Keywords: Knee arthroplasty, Albumin kinetics, Postoperative complications, Machine learning, Predictive modeling, Biomarkers


Total knee arthroplasty (TKA) has gained acceptance as an effective method in the treatment of serious cases of knee disorders [1]– [2]. TKA surgery ensures economically viable functional outcomes; however, the potential postoperational complications are one of the most serious current medical concerns among patients who undergo TKA procedures, particularly among geriatric patients. Additionally, the development of post-TKA complications has already had serious repercussions on prolonged hospital stays and corresponding health expenses [3]. Optimization and detection of pre- and post-TKA patient status and risk factors would be greatly beneficial.

From previous research, it has been found that one of the frequent complications in the perioperative period after TKA is hypoalbuminaemia, which can result in various poor outcomes such as surgical site infection, poor wound healing, wound dehiscence, deep vein thrombosis, and moderate to severe pain [4]. Additionally, hypoproteinaemia causes prolonged hospital stay and delays recovery among patients, as well as affecting hospital readmission rates [5]. Thus, there is need to investigate the potential causes and warning signals of postoperative hypoalbuminaemia among patients who are operated on with TKA to be able to take preventive measures to counteract the consequences caused by the above complications.

Some previous works have found that preoperative hypoalbuminemia, a proven nutritional marker, is one among the most usual conditions during TKA. The result of hypoalbuminemia shows prolonged hospital stay, deteriorates recovery process in patients, and even results in the increase in re-hospital rates. As such, hypoproteinaemia is an essential predictive marker among postoperative dysfunctioning and complications within patients. But preoperative hypoproteinaemia fails to denote surgical trauma among the operations. A fall in postoperative albumin (ΔAlb), one among the surgical stress markers, relates to the risk among postoperative complications within orthopaedic patients. The predictive values occur already in 6–24 h postoperatively; in fact, it has greater predictive values compared to other markers among significant acute postoperative inflammation (CRPs) already in use within current medical settings (e.g. C-Reactive Protein), taking 2–3 days postoperatively to attain its postoperative peak [6]. Concluding that ΔAlb among abdominal surgery has significant predictive values among postoperative complications was shown by Labuga et al. [7]. As per Qi’s study, rapid fall in ΔAlb Alb denoted an independent predictive marker among delirium among TJA [8]. If ΔAlb Alb has potential to be proven as the newer and more efficient predictive marker among TKA complications has to be discovered.

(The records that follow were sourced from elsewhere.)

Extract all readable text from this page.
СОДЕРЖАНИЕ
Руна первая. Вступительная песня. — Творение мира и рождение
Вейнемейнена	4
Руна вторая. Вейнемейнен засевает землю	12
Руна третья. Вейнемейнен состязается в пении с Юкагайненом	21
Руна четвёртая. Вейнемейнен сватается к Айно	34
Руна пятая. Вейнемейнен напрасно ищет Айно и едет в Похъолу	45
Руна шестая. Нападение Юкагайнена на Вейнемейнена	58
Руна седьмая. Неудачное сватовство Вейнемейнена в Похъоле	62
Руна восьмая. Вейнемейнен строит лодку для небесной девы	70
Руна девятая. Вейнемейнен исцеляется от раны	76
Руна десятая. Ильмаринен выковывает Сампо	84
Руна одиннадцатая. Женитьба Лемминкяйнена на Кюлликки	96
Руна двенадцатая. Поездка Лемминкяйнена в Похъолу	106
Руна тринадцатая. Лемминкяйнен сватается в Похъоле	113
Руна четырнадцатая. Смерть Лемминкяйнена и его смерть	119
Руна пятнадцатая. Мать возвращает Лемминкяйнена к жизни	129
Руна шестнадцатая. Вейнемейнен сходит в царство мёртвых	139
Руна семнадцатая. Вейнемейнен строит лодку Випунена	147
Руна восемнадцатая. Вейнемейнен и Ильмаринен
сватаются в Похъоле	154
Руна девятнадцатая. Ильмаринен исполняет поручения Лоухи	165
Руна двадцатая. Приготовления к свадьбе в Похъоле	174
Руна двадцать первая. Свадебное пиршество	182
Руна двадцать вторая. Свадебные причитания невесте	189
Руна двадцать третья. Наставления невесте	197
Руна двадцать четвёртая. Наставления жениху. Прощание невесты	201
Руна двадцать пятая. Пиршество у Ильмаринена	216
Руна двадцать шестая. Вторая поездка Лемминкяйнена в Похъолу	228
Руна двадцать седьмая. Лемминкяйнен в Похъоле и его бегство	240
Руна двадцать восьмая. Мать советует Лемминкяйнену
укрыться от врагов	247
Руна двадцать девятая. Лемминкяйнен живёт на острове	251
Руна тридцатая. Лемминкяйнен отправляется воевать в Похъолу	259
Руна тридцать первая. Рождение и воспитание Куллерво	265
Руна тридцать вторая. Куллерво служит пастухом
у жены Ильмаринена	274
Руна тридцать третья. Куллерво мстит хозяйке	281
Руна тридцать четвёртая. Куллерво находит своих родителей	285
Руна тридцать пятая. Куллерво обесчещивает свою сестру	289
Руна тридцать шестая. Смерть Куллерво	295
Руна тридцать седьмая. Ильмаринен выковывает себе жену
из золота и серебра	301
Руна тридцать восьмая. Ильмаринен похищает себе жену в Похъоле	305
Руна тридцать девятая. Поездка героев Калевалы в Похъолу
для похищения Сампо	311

In current years, there has been an increasing recognition about the importance of machine learning (ML), which has made it one among the most widely adopted models to solve the problem of classification [9]. The efficiency and versatility of machine learning make it possible to increase event prediction accuracy and efficiently manage non-linear relations that are critical during the process of recognizing complex data patterns. The Extreme Gradient Boost (XGBoost) algorithm has found extensive applications in statistics, data mining tasks in machine learning and artificial intelligence due to its requirement of low input data and low computational requirements [10]– [11]. In situations wherein more significant data related to clinicians are more complex, the models made with XGBoost might be superior to others during the development process of classifying models and predicting models.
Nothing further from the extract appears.